There are many things I wish to block out of my memory when I recall my times as a sixth-grader at Pequannock Valley Middle School: the highly exclusive cliques that instigated and perpetuated gossip, the incessant schvitzing due to the lack of air-conditioning in all of the classrooms, and, of course, the awkwardness and self-consciousness that is often attached to the 13-year-old experience. Despite these—shall I say grievances—there are countless moments I look back upon fondly, many of which occurred in the classroom. One such memory that I recently found myself reliving was the last day of sixth grade, in Mr. Danziger’s science class. I remember it vividly: standing in front of the classroom, Mr. Danziger invited all of his former, current, and future students to join him in South Carolina in the summer of 2017 to experience a solar eclipse in the path of totality. To him, it was the ultimate out-of-classroom experience. And to me? What can I say, it was the last day of sixth grade: the ending of what had been a socially-tortuous (albeit academically-invigorating) school year, so his enthusiasm towards an event that was set to occur almost ten years in the future was partially eclipsed by my eagerness for summer vacation.
Fast-forward to the beginning of August this year, and Mr. Danziger’s invitation to join him down south continued to resurface from the deepest parts of my hippocampus. It was not possible for me to travel to see the phenomena, though I was intrigued and nostalgic and I longed to talk to someone who would get to experience a total solar eclipse. I perused my old middle school website and was pleased to know that Mr. Danziger was still teaching sixth-grade science and that I could very quickly access his email.
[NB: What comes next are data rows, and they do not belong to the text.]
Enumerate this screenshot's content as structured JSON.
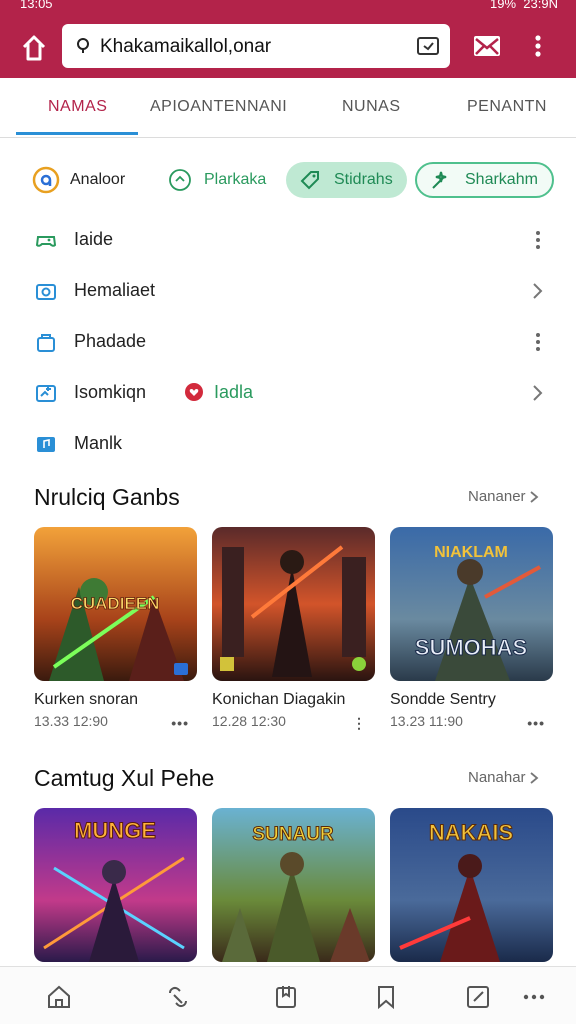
{
  "status_bar": {
    "time_left": "13:05",
    "battery": "19%",
    "time_right": "23:9N"
  },
  "browser": {
    "url": "Khakamaikallol,onar"
  },
  "tabs": [
    "NAMAS",
    "APIOANTENNANI",
    "NUNAS",
    "PENANTN"
  ],
  "chips": [
    "Analoor",
    "Plarkaka",
    "Stidrahs",
    "Sharkahm"
  ],
  "menu": [
    {
      "label": "Iaide",
      "trailing": "kebab"
    },
    {
      "label": "Hemaliaet",
      "trailing": "chevron"
    },
    {
      "label": "Phadade",
      "trailing": "kebab"
    },
    {
      "label": "Isomkiqn",
      "tag": "Iadla",
      "trailing": "chevron"
    },
    {
      "label": "Manlk",
      "trailing": ""
    }
  ],
  "sections": [
    {
      "title": "Nrulciq Ganbs",
      "see_more": "Nananer",
      "cards": [
        {
          "title": "Kurken snoran",
          "meta": "13.33 12:90",
          "art": "CUADIEEN"
        },
        {
          "title": "Konichan Diagakin",
          "meta": "12.28 12:30",
          "art": ""
        },
        {
          "title": "Sondde Sentry",
          "meta": "13.23 11:90",
          "art": "SUMOHAS"
        }
      ]
    },
    {
      "title": "Camtug Xul Pehe",
      "see_more": "Nanahar",
      "cards": [
        {
          "title": "",
          "meta": "",
          "art": "MUNGE"
        },
        {
          "title": "",
          "meta": "",
          "art": "SUNAUR"
        },
        {
          "title": "",
          "meta": "",
          "art": "NAKAIS"
        }
      ]
    }
  ],
  "colors": {
    "brand": "#b3234a",
    "accent": "#2a8fd6",
    "green": "#2a9a5e"
  },
  "icons": {
    "bottom_nav": [
      "home-icon",
      "link-icon",
      "bookmark-folder-icon",
      "bookmark-icon",
      "edit-icon",
      "more-icon"
    ]
  }
}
My email to him was brief: I re-introduced myself, asked him what his plans were for the 2017 Solar Eclipse, informed him I’d be graduating Stevens with a Chemical Biology degree in May, and thanked him for instilling a wonder and appreciation for science within me during my sixth-grade year—that part is very much the truth. I had doubts that he’d respond to me given we were still in summer vacation, but to my surprise, he returned my email several days later. His email was more than I expected, but what bewildered me more was that I, among all of his students in all of his years, was the only person to ever contact him about the eclipse, let alone express an interest in going. He went on further to explain that he was not going to travel this year given the sheer number of people that were expected to travel to the path of totality and instead would wait until the 2024 eclipse, calculated to be a bit closer to New Jersey.
To be quite honest, I was saddened by the fact that none of his students ever contacted him about it. Perhaps other students of his had in fact been interested and traveled to the 70-mile wide strip spanning across the contiguous United States to watch the moon traipse slowly within the sun’s path; better yet, maybe one of his students now worked for NASA or an aerospace engineering firm. But perhaps that’s one of the downsides of being a teacher—like my former high school biology teacher once wrote to me, “I often feel that the greatest shortcoming of the profession is not knowing what the next chapter in a student’s life is going to be.”
Despite all of these thoughts, the Solar Eclipse was a glorious sight (with the right eye protection, of course). But its highly-anticipated arrival evoked a sense of appreciation within me for all those who have contributed to my education. Just like Mr. Danziger invited me and my classmates to join him in this momentous viewing, I invite you—with whatever little authority I have—to think back to someone who might have made an impression on you, however big or small. Email them, stop by their classroom when you’re home, and maybe grab lunch. I’ve learned that eclipsing our memories for fear of “living in the past” needn’t be the case. Besides, the moon is much better at that than us anyway.